Elder Care
Elder Care
Elder Care
Elder Care Continuum is a terminology that is widely used but least practiced in India.
During a recent conversation with my physician friend at Auckland, NZ, we discussed the case of an elderly
patient being discharged from the hospital post his TKR procedure. The discharge process included the
participation of the treating surgeon, supervising nurse, physician, the caseworker attached to the patient &
the family member. Post discussions & inputs from all (included the field visit by the caseworker to the home
of the elderly), it was decided & approved to move the patient to the transition facility for a time period
before moving him to his own residence. The caseworker was assigned the responsibility to report progress
to the group during the period. This instance clearly demonstrated the existence of a system that guided the
patient into a type of health setting relevant to the patient to ensure successful outcome (in this case speedy
recovery & reduced chances of readmission).
Care Continuum
By definition, elder Care Continuum is a concept involving a system that guides and tracks elder patients over
time through a comprehensive array of elder care services spanning all levels and intensity of care. There are
two important elements to this definition, (i) Different health settings & (ii) Care Supervision &
documentation.
Different Health Settings: During the lifetime of the elderly, they may have to be exposed to various health
settings covering both short & long stays which includes elder residence/senior living facility, hospital,
nursing home, transition care facility, palliative & hospice, memory care center & psychiatry unit. Each one of
these facilities is designed to meet certain specific purposes. The attached image depicts these various
settings.
Care Supervision: This is a critical piece of the care continuum process. Normally it is advised that the family
doctor/physician plays this role who understands the individual, his health conditions & his family well.
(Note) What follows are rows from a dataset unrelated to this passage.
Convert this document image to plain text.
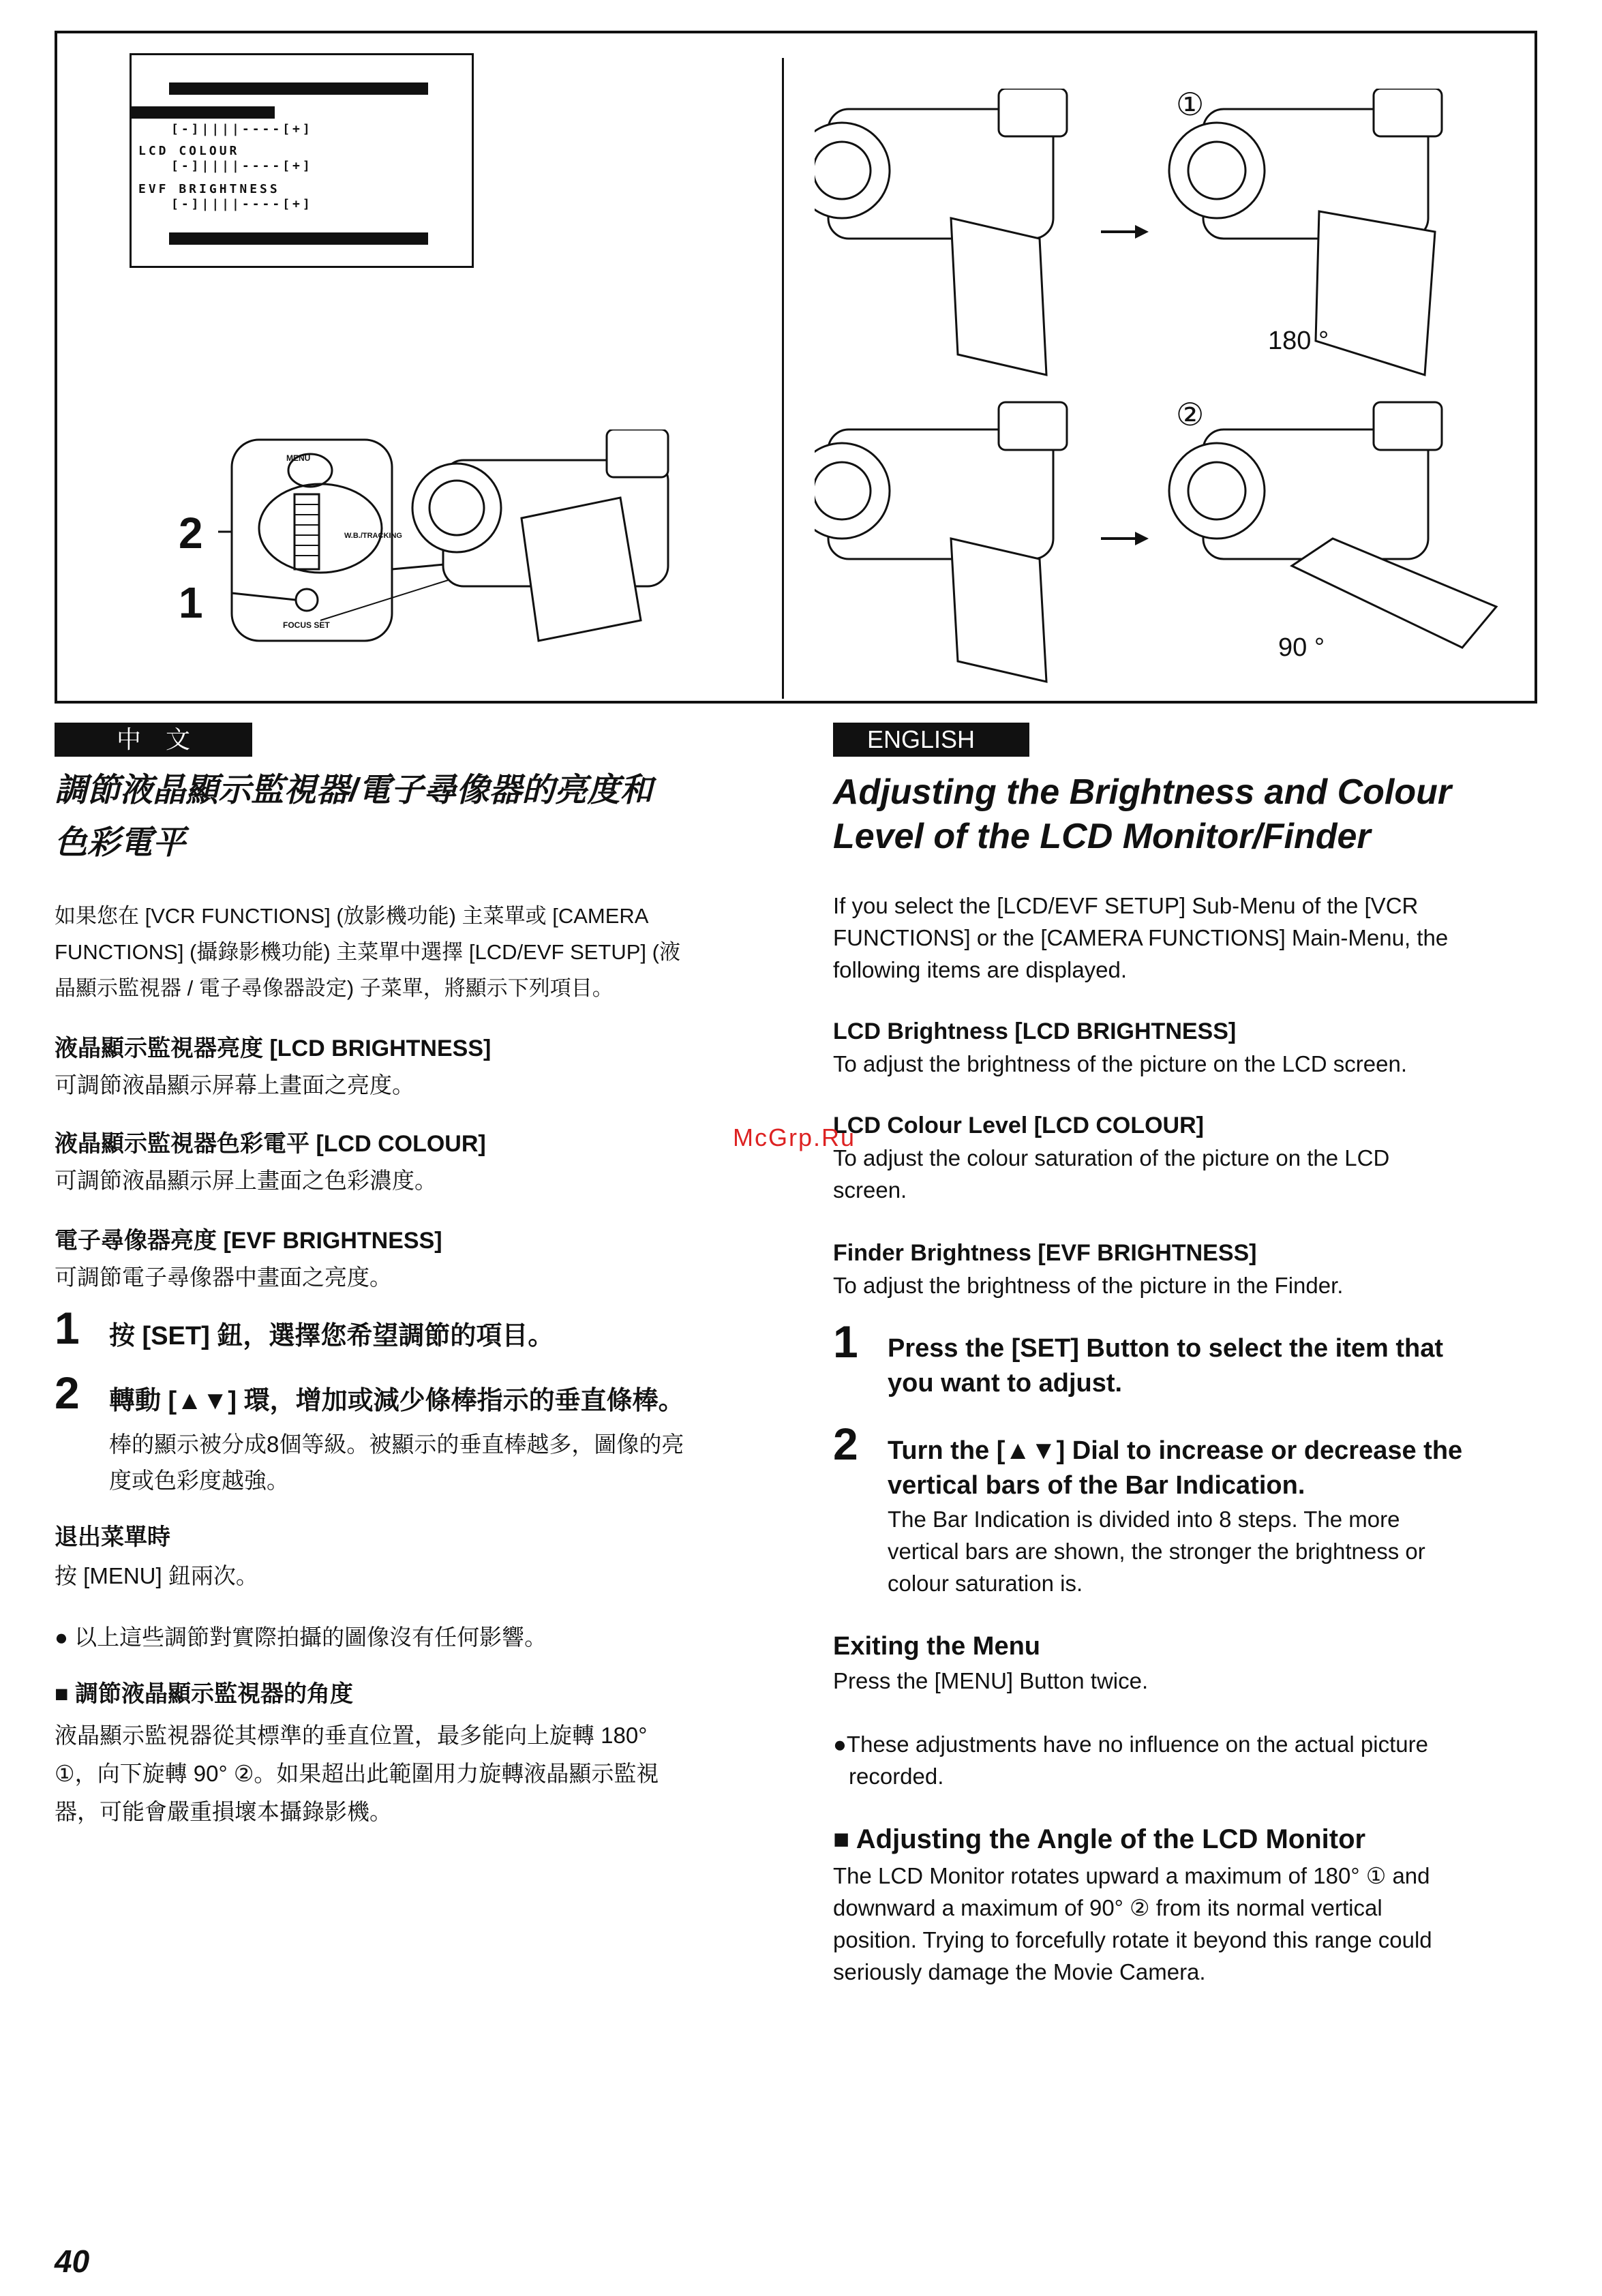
[-]||||----[+]
LCD COLOUR
[-]||||----[+]
EVF BRIGHTNESS
[-]||||----[+]
MENU
W.B./TRACKING
FOCUS SET
2
1
①
②
180 °
90 °
中　文
調節液晶顯示監視器/電子尋像器的亮度和
色彩電平
如果您在 [VCR FUNCTIONS] (放影機功能) 主菜單或 [CAMERA
FUNCTIONS] (攝錄影機功能) 主菜單中選擇 [LCD/EVF SETUP] (液
晶顯示監視器 / 電子尋像器設定) 子菜單，將顯示下列項目。
液晶顯示監視器亮度 [LCD BRIGHTNESS]
可調節液晶顯示屏幕上畫面之亮度。
液晶顯示監視器色彩電平 [LCD COLOUR]
可調節液晶顯示屏上畫面之色彩濃度。
電子尋像器亮度 [EVF BRIGHTNESS]
可調節電子尋像器中畫面之亮度。
1 按 [SET] 鈕，選擇您希望調節的項目。
2 轉動 [▲▼] 環，增加或減少條棒指示的垂直條棒。
棒的顯示被分成8個等級。被顯示的垂直棒越多，圖像的亮
度或色彩度越強。
退出菜單時
按 [MENU] 鈕兩次。
● 以上這些調節對實際拍攝的圖像沒有任何影響。
■ 調節液晶顯示監視器的角度
液晶顯示監視器從其標準的垂直位置，最多能向上旋轉 180°
①，向下旋轉 90° ②。如果超出此範圍用力旋轉液晶顯示監視
器，可能會嚴重損壞本攝錄影機。
ENGLISH
Adjusting the Brightness and Colour
Level of the LCD Monitor/Finder
If you select the [LCD/EVF SETUP] Sub-Menu of the [VCR
FUNCTIONS] or the [CAMERA FUNCTIONS] Main-Menu, the
following items are displayed.
LCD Brightness [LCD BRIGHTNESS]
To adjust the brightness of the picture on the LCD screen.
LCD Colour Level [LCD COLOUR]
To adjust the colour saturation of the picture on the LCD
screen.
Finder Brightness [EVF BRIGHTNESS]
To adjust the brightness of the picture in the Finder.
1 Press the [SET] Button to select the item that
you want to adjust.
2 Turn the [▲▼] Dial to increase or decrease the
vertical bars of the Bar Indication.
The Bar Indication is divided into 8 steps. The more
vertical bars are shown, the stronger the brightness or
colour saturation is.
Exiting the Menu
Press the [MENU] Button twice.
●These adjustments have no influence on the actual picture
recorded.
■ Adjusting the Angle of the LCD Monitor
The LCD Monitor rotates upward a maximum of 180° ① and
downward a maximum of 90° ② from its normal vertical
position. Trying to forcefully rotate it beyond this range could
seriously damage the Movie Camera.
McGrp.Ru
40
Care Supervision: The concept of family physician which seemed to have been prevalent a few decades ago
in India seem to be becoming extinct now. Traditionally this role has been played by the family members as
well which of course is on the decline due to the change in the social fabric where we have seen a shift to the
nuclear family concept. Technology has not played any role in achieving effective supervision as well. In fact,
we have seen tech models, such as doctor discovery platforms or online consult models, being
counterproductive in this situation wherein any person can directly choose a super-specialist as the first
touchpoint which is against the recommended principles.
Human Resources: We have a handful of medical colleges in India producing less than a dozen of
geriatricians annually many of whom relocate to countries outside India leaving a void in India. There are few
fellowship & diploma programs that have been introduced but are insufficient. In addition, institutions to
produce paramedics, counsellors etc. to deal with eldercare are also insufficient.
Cost & Financing: Ayushman Bharat launched under the National Health Protection Mission provides cover
for the underprivileged but lack of different health setting environment is a dampener. While the population
covered by formal insurance is very low in India, even for those covered by insurance they cannot access
these specialized care facilities owing to the absence of coverage. Thus, most of these elders have to rely on
out of pocket spend (OOP).
Government Policies: The Economic Survey of India, 2019 dealt extensively on the growing elder population
in India & placed its recommendations. The finance budget which followed this submission seems to have
totally ignored this important area. Geriatric population seem to be a neglected subject in the GoI agenda.
Opportunities
Many of these challenges pose an opportunity for entrepreneurs, care professionals, educationists, insurance
companies & activists. These opportunities range from setting up & operating specialized health settings,
establishing training curriculum, newer financing & insurance products and most importantly working with
the local government institutions in PPP models.
Conclusion
Elder Care Continuum is a terminology that is widely used but least practised in India. With the elderly
population to touch 24 crores by 2040, we do not have a road map as a country to deal with this and there is
an urgent need for the GoI to take this seriously and work expeditiously. In addition, we have a responsibility
to work with the governments, pursue these through various industry bodies/forum, use the opportunity to
innovate and commercially benefit as well.